Indonesia sebagai negara mega-biodiversitas memiliki ribuan jenis jamur yang belum sepenuhnya diteliti. Bukan hanya bisa menjadi sumber pangan, jamur juga punya manfaat besar untuk kesehatan hingga kosmetik.
Akademisi dari Fakultas Matematika dan Ilmu Pengetahuan Alam (FMIPA) Universitas Sumatera Utara Liana Dwi Sri Hastuti mengatakan, potensi nilai dari jamur harus terus dikembangkan.
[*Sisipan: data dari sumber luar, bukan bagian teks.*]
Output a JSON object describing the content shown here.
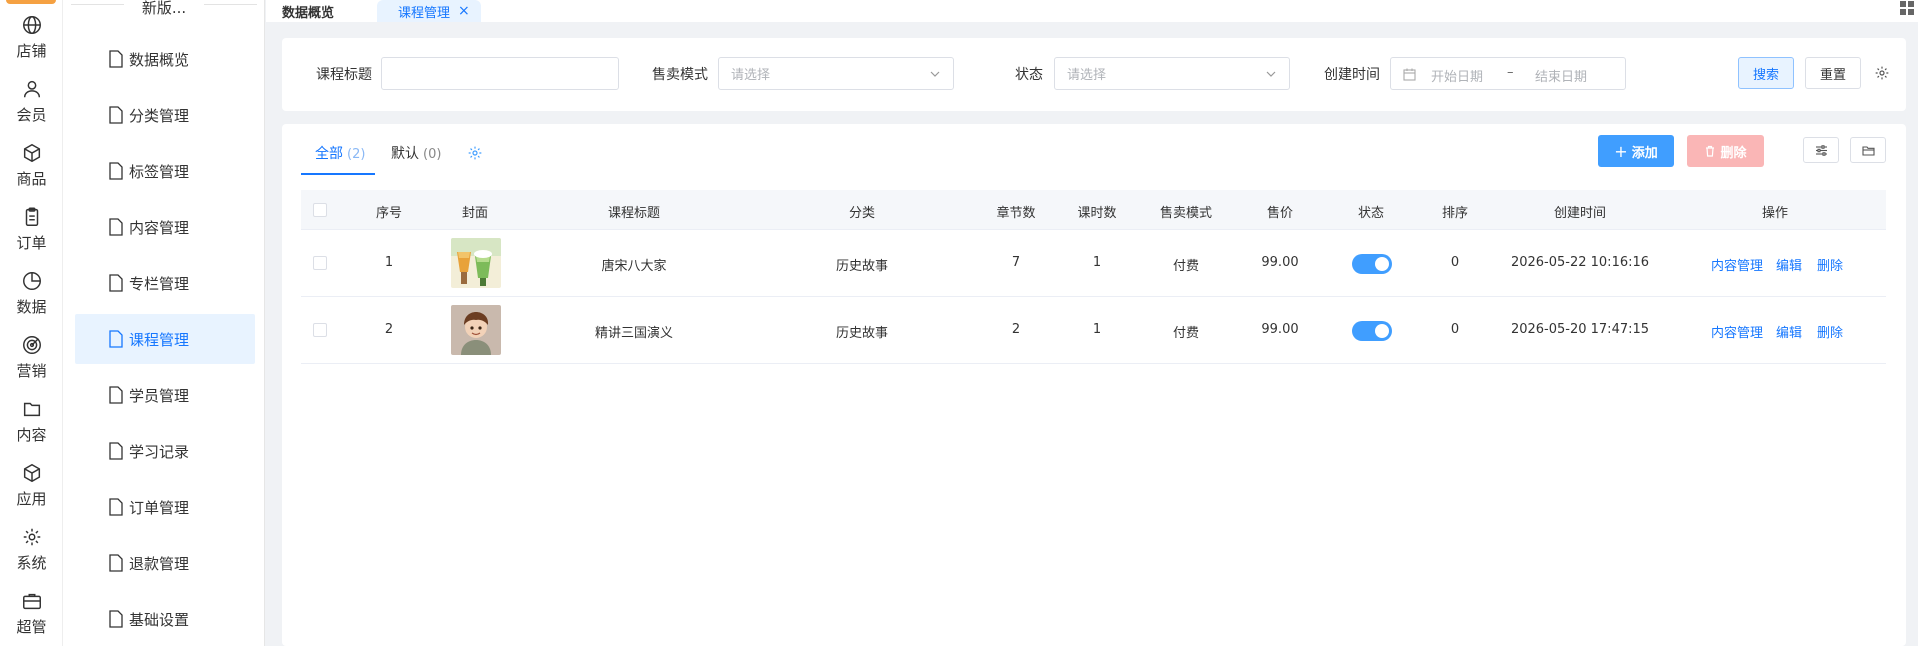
{
  "rail": {
    "items": [
      {
        "label": "店铺",
        "icon": "globe-icon"
      },
      {
        "label": "会员",
        "icon": "user-icon"
      },
      {
        "label": "商品",
        "icon": "box-icon"
      },
      {
        "label": "订单",
        "icon": "clipboard-icon"
      },
      {
        "label": "数据",
        "icon": "pie-chart-icon"
      },
      {
        "label": "营销",
        "icon": "target-icon"
      },
      {
        "label": "内容",
        "icon": "folder-icon"
      },
      {
        "label": "应用",
        "icon": "cube-icon"
      },
      {
        "label": "系统",
        "icon": "gear-icon"
      },
      {
        "label": "超管",
        "icon": "briefcase-icon"
      }
    ]
  },
  "submenu": {
    "title": "新版...",
    "items": [
      {
        "label": "数据概览"
      },
      {
        "label": "分类管理"
      },
      {
        "label": "标签管理"
      },
      {
        "label": "内容管理"
      },
      {
        "label": "专栏管理"
      },
      {
        "label": "课程管理",
        "active": true
      },
      {
        "label": "学员管理"
      },
      {
        "label": "学习记录"
      },
      {
        "label": "订单管理"
      },
      {
        "label": "退款管理"
      },
      {
        "label": "基础设置"
      }
    ]
  },
  "tabs": {
    "items": [
      {
        "label": "数据概览"
      },
      {
        "label": "课程管理",
        "close": "×"
      }
    ]
  },
  "search": {
    "title_label": "课程标题",
    "title_value": "",
    "mode_label": "售卖模式",
    "mode_placeholder": "请选择",
    "status_label": "状态",
    "status_placeholder": "请选择",
    "created_label": "创建时间",
    "start_placeholder": "开始日期",
    "range_sep": "–",
    "end_placeholder": "结束日期",
    "search_btn": "搜索",
    "reset_btn": "重置"
  },
  "list": {
    "tab_all": "全部",
    "tab_all_count": "(2)",
    "tab_default": "默认",
    "tab_default_count": "(0)",
    "add_btn": "添加",
    "delete_btn": "删除",
    "columns": [
      "序号",
      "封面",
      "课程标题",
      "分类",
      "章节数",
      "课时数",
      "售卖模式",
      "售价",
      "状态",
      "排序",
      "创建时间",
      "操作"
    ],
    "rows": [
      {
        "index": "1",
        "title": "唐宋八大家",
        "category": "历史故事",
        "chapters": "7",
        "lessons": "1",
        "mode": "付费",
        "price": "99.00",
        "status": true,
        "sort": "0",
        "created": "2026-05-22 10:16:16",
        "cover": "drinks-cover-image"
      },
      {
        "index": "2",
        "title": "精讲三国演义",
        "category": "历史故事",
        "chapters": "2",
        "lessons": "1",
        "mode": "付费",
        "price": "99.00",
        "status": true,
        "sort": "0",
        "created": "2026-05-20 17:47:15",
        "cover": "boy-cover-image"
      }
    ],
    "actions": {
      "content": "内容管理",
      "edit": "编辑",
      "delete": "删除"
    }
  },
  "colors": {
    "primary": "#1677ff",
    "add_button": "#409eff",
    "delete_button_disabled": "#fab6b6",
    "active_menu_bg": "#e8f3ff",
    "rail_accent": "#f5a142"
  }
}
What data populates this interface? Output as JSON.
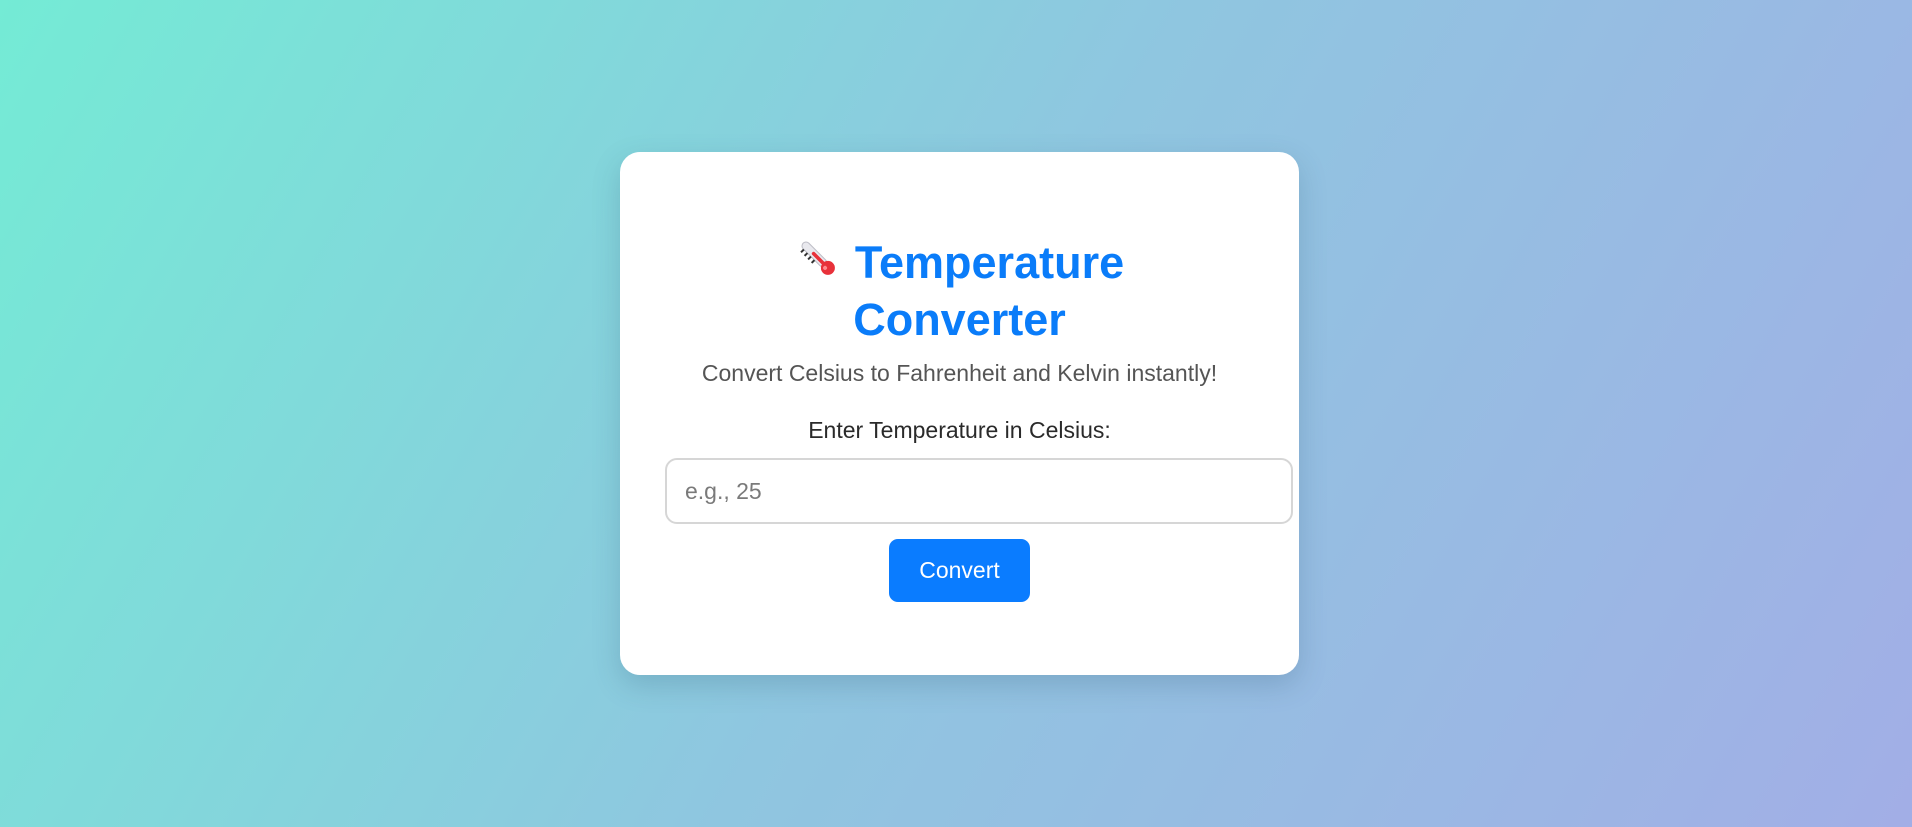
{
  "header": {
    "icon": "thermometer-icon",
    "title": "Temperature Converter",
    "subtitle": "Convert Celsius to Fahrenheit and Kelvin instantly!"
  },
  "form": {
    "label": "Enter Temperature in Celsius:",
    "input_value": "",
    "input_placeholder": "e.g., 25",
    "convert_label": "Convert"
  },
  "colors": {
    "accent": "#0a7cff",
    "background_start": "#74ebd5",
    "background_end": "#a2aee6",
    "card": "#ffffff"
  }
}
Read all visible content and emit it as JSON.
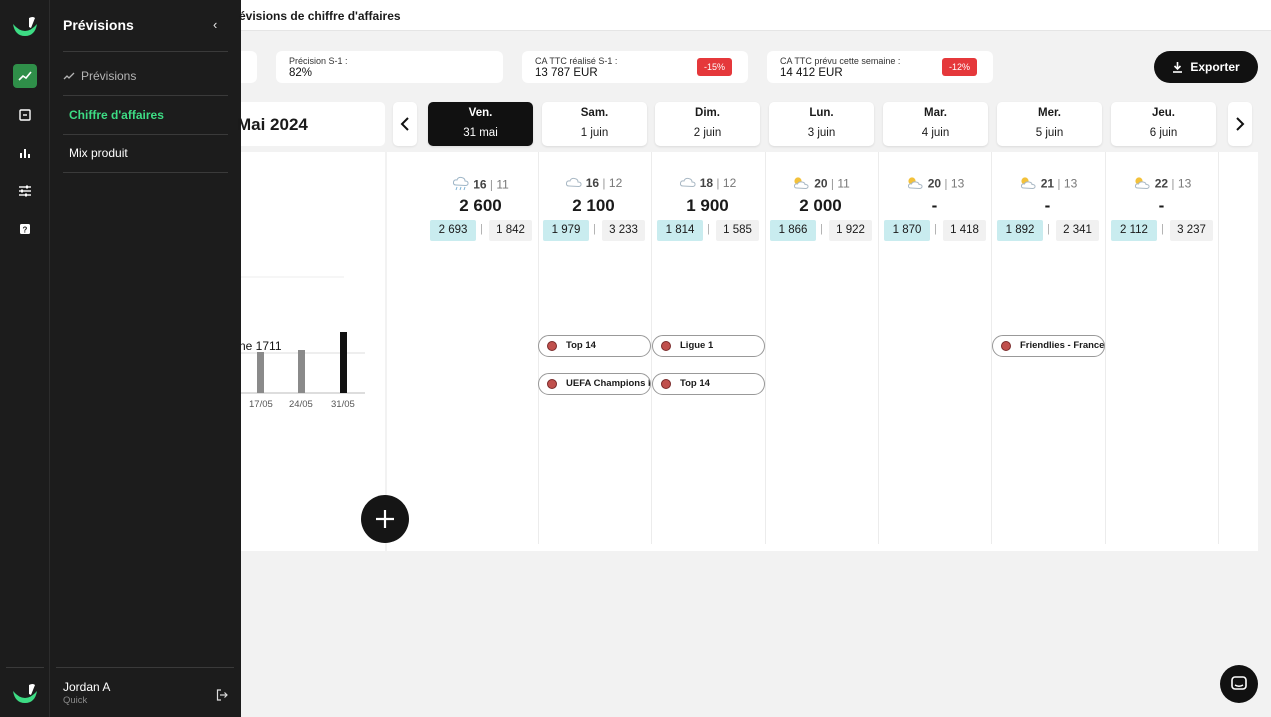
{
  "header": {
    "title": "évisions de chiffre d'affaires"
  },
  "sidebar": {
    "title": "Prévisions",
    "items": [
      {
        "label": "Prévisions"
      },
      {
        "label": "Chiffre d'affaires"
      },
      {
        "label": "Mix produit"
      }
    ],
    "user": {
      "name": "Jordan A",
      "org": "Quick"
    },
    "accent": "#3ddc84"
  },
  "kpis": [
    {
      "label": "Précision S-1 :",
      "value": "82%"
    },
    {
      "label": "CA TTC réalisé S-1 :",
      "value": "13 787 EUR",
      "badge": "-15%"
    },
    {
      "label": "CA TTC prévu cette semaine :",
      "value": "14 412 EUR",
      "badge": "-12%"
    }
  ],
  "export_label": "Exporter",
  "month_label": "Mai 2024",
  "chart_data": {
    "type": "bar",
    "categories": [
      "17/05",
      "24/05",
      "31/05"
    ],
    "annotation": "ne 1711"
  },
  "days": [
    {
      "name": "Ven.",
      "date": "31 mai",
      "icon": "rain-icon",
      "hi": "16",
      "lo": "11",
      "forecast": "2 600",
      "a": "2 693",
      "b": "1 842",
      "selected": true
    },
    {
      "name": "Sam.",
      "date": "1 juin",
      "icon": "cloud-icon",
      "hi": "16",
      "lo": "12",
      "forecast": "2 100",
      "a": "1 979",
      "b": "3 233"
    },
    {
      "name": "Dim.",
      "date": "2 juin",
      "icon": "cloud-icon",
      "hi": "18",
      "lo": "12",
      "forecast": "1 900",
      "a": "1 814",
      "b": "1 585"
    },
    {
      "name": "Lun.",
      "date": "3 juin",
      "icon": "partly-sunny-icon",
      "hi": "20",
      "lo": "11",
      "forecast": "2 000",
      "a": "1 866",
      "b": "1 922"
    },
    {
      "name": "Mar.",
      "date": "4 juin",
      "icon": "partly-sunny-icon",
      "hi": "20",
      "lo": "13",
      "forecast": "-",
      "a": "1 870",
      "b": "1 418"
    },
    {
      "name": "Mer.",
      "date": "5 juin",
      "icon": "partly-sunny-icon",
      "hi": "21",
      "lo": "13",
      "forecast": "-",
      "a": "1 892",
      "b": "2 341"
    },
    {
      "name": "Jeu.",
      "date": "6 juin",
      "icon": "partly-sunny-icon",
      "hi": "22",
      "lo": "13",
      "forecast": "-",
      "a": "2 112",
      "b": "3 237"
    }
  ],
  "events": [
    {
      "label": "Top 14"
    },
    {
      "label": "UEFA Champions League"
    },
    {
      "label": "Ligue 1"
    },
    {
      "label": "Top 14"
    },
    {
      "label": "Friendlies - France"
    }
  ]
}
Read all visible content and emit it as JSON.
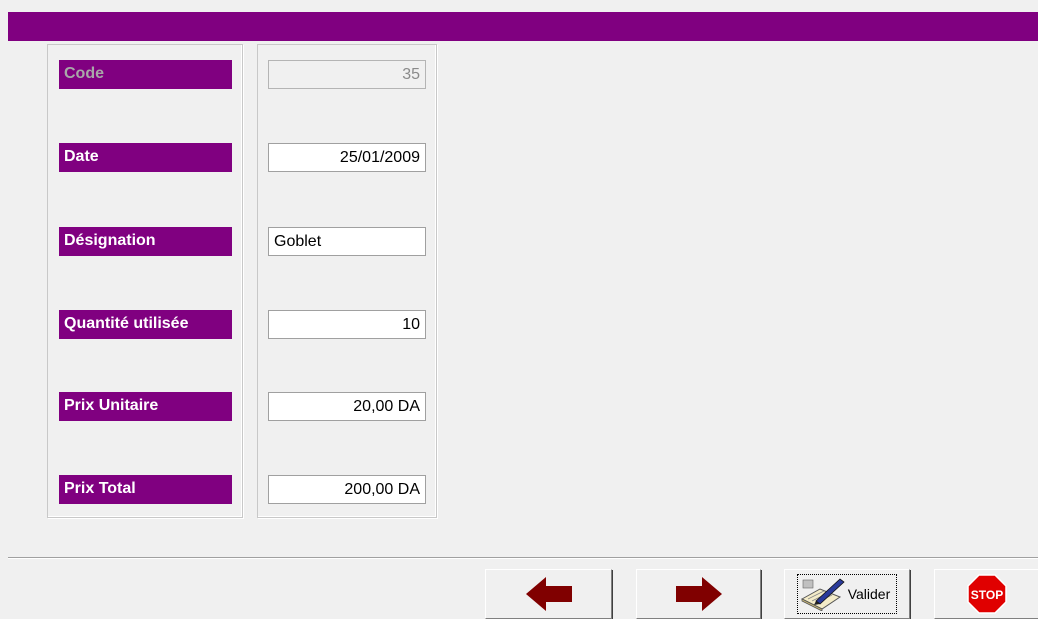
{
  "form": {
    "fields": [
      {
        "label": "Code",
        "value": "35",
        "readonly": true
      },
      {
        "label": "Date",
        "value": "25/01/2009"
      },
      {
        "label": "Désignation",
        "value": "Goblet"
      },
      {
        "label": "Quantité utilisée",
        "value": "10"
      },
      {
        "label": "Prix Unitaire",
        "value": "20,00 DA"
      },
      {
        "label": "Prix Total",
        "value": "200,00 DA"
      }
    ]
  },
  "toolbar": {
    "valider_label": "Valider",
    "stop_label": "STOP"
  },
  "colors": {
    "accent": "#800080",
    "arrow": "#800000",
    "stop": "#e00000"
  },
  "icons": {
    "previous": "arrow-left-icon",
    "next": "arrow-right-icon",
    "validate": "pen-notebook-icon",
    "stop": "stop-sign-icon"
  }
}
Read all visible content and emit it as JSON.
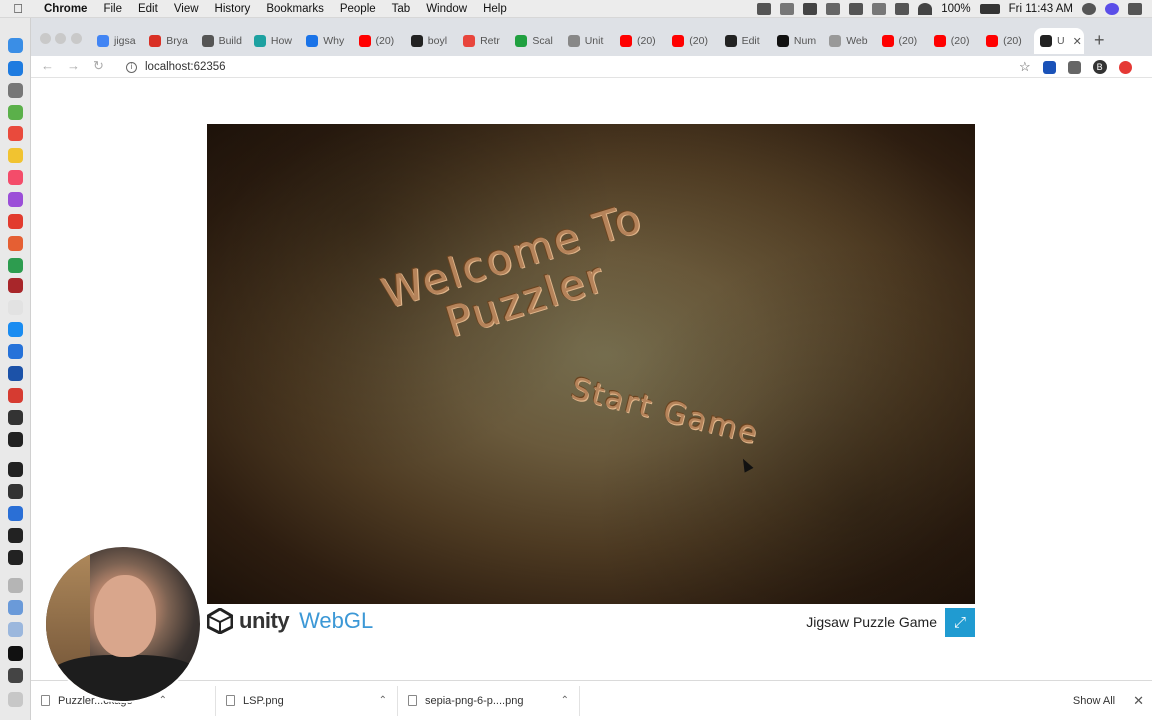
{
  "menubar": {
    "app": "Chrome",
    "items": [
      "File",
      "Edit",
      "View",
      "History",
      "Bookmarks",
      "People",
      "Tab",
      "Window",
      "Help"
    ],
    "battery": "100%",
    "clock": "Fri 11:43 AM"
  },
  "tabs": [
    {
      "label": "jigsa",
      "color": "#4285f4"
    },
    {
      "label": "Brya",
      "color": "#d93025"
    },
    {
      "label": "Build",
      "color": "#555555"
    },
    {
      "label": "How",
      "color": "#1da1a1"
    },
    {
      "label": "Why",
      "color": "#1a73e8"
    },
    {
      "label": "(20)",
      "color": "#ff0000"
    },
    {
      "label": "boyl",
      "color": "#222222"
    },
    {
      "label": "Retr",
      "color": "#e8453c"
    },
    {
      "label": "Scal",
      "color": "#20a040"
    },
    {
      "label": "Unit",
      "color": "#888888"
    },
    {
      "label": "(20)",
      "color": "#ff0000"
    },
    {
      "label": "(20)",
      "color": "#ff0000"
    },
    {
      "label": "Edit",
      "color": "#222222"
    },
    {
      "label": "Num",
      "color": "#111111"
    },
    {
      "label": "Web",
      "color": "#999999"
    },
    {
      "label": "(20)",
      "color": "#ff0000"
    },
    {
      "label": "(20)",
      "color": "#ff0000"
    },
    {
      "label": "(20)",
      "color": "#ff0000"
    }
  ],
  "active_tab": {
    "label": "U"
  },
  "toolbar": {
    "url": "localhost:62356",
    "profile_initial": "B"
  },
  "game": {
    "welcome_line1": "Welcome To",
    "welcome_line2": "Puzzler",
    "start_label": "Start Game"
  },
  "unity_footer": {
    "logo_word": "unity",
    "logo_suffix": "WebGL",
    "title": "Jigsaw Puzzle Game"
  },
  "downloads": [
    {
      "name": "Puzzler...ckage"
    },
    {
      "name": "LSP.png"
    },
    {
      "name": "sepia-png-6-p....png"
    }
  ],
  "shelf": {
    "show_all": "Show All"
  }
}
Pemerintah, kata Liana, harus melirik jamur sebagai produk HHBK yang bernilai tinggi.
“Saya pikir pemerintah harus lebih memperhatikan para petani, terutama yang membudidayakan jamur,” ujar Liana usai menjadi pembicara dalam Seminar Nasional Optimalisasi Pemanfaatan HHBK yang dihelat Green Justice Indonesia (GJI), lembaga nirlaba yang fokus pada isu lingkungan, Senin (15/9/2025).
1. Jamur bisa jadi solusi krisis pangan dan stunting

Kata Liana, keanekaragaman jamur di Indonesia sangat tinggi, termasuk di Sumatera Utara. Menurut penjelasan narasumber, jamur bisa dikembangkan di bidang pertanian maupun kesehatan.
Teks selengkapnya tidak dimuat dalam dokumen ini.